Qualitative data is not as scientific as Quantitative data

Describe the image above

 

The answer you gave to  the question above produces qualitative data. Researchers, are able to interpret a participant’s beliefs and opinions when using this method. Whereas a simple closed question like “Is this a picture of a cake?” produces answers which need to be coded or categorised numerically (Willig, 2009). This produces quantitative data. Studies which generate qualitative or quantitative data are both valid scientific research methods. The only difference is, qualitative methods requires a more creative mind to understand findings and is more time consuming to analyse. Quantitative measures produces data which is more ridged in terms of interpretation. This is a less hands on approach to data collection, in comparison to qualitative research methods.

Many people feel that using qualitative methods, means your data is not as scientific as experimental methods. However, just like quantitative methods, the validity of the data obtained is checked.  Elliott et al. (1995) state the only difference in evaluating these different types of data, is the approach used. Instead of using a statistical analysis to judge the validity of an experiment, Qualitative researchers refer to their colleagues, to judge the credibility and validity of their research.

The primary downfall of qualitative measures is that many meaningful pieces of information obtained can be lost in translation. No matter how hard a researcher tries not to impose their own meaning of data when analysing it, the idea of objectivity in this method is more of an ideal rather than a reality.

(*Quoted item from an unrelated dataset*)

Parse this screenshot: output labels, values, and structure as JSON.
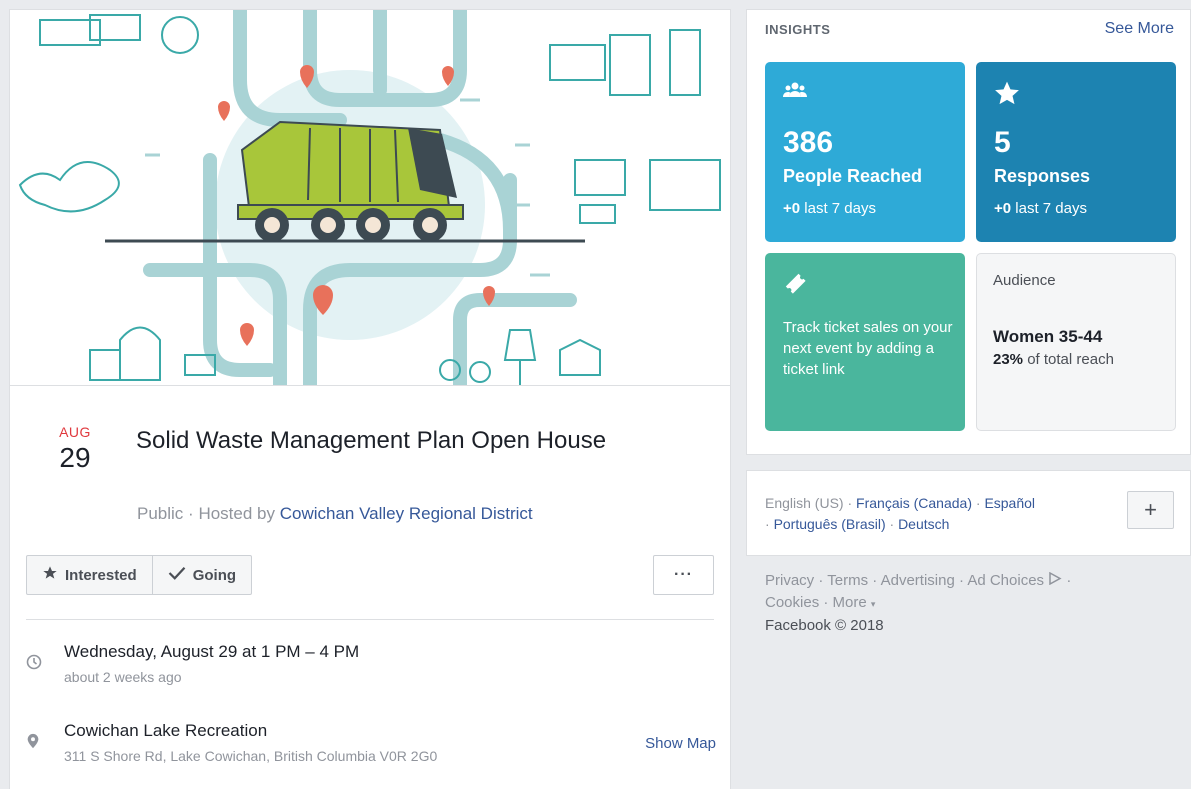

In order to prevent this Elliott et al. (1999) developed a list of criterion so that the reader is aware of the researcher’s interpretation at all times.

The most common reason to why quantitative measures is deemed more scientific, is because of the use of statistical packages like SPSS to analyse data. But it should be remembered that this is a computerised tool used to understand data and doesn’t have the creative ability to interpret the conclusions drawn. Qualitative measures are able to withstand the effects of outliers  (Willig, 2008) as they’re able to theorize and interpret the contradictions found in a data. By paying attention to these anomalies found in results, qualitative methods are able to produce a complete understanding of the phenomenon. Making this type of research, necessary to scientific investigation. After all, if I just told you, I’m giving you a cake, your mind automatically wonders to all the possibilities of the type of cake you would receive. As with this, scientific research should not just simple state whether a study is significant, it should also state why this occurs and qualitative data allows researchers to do so.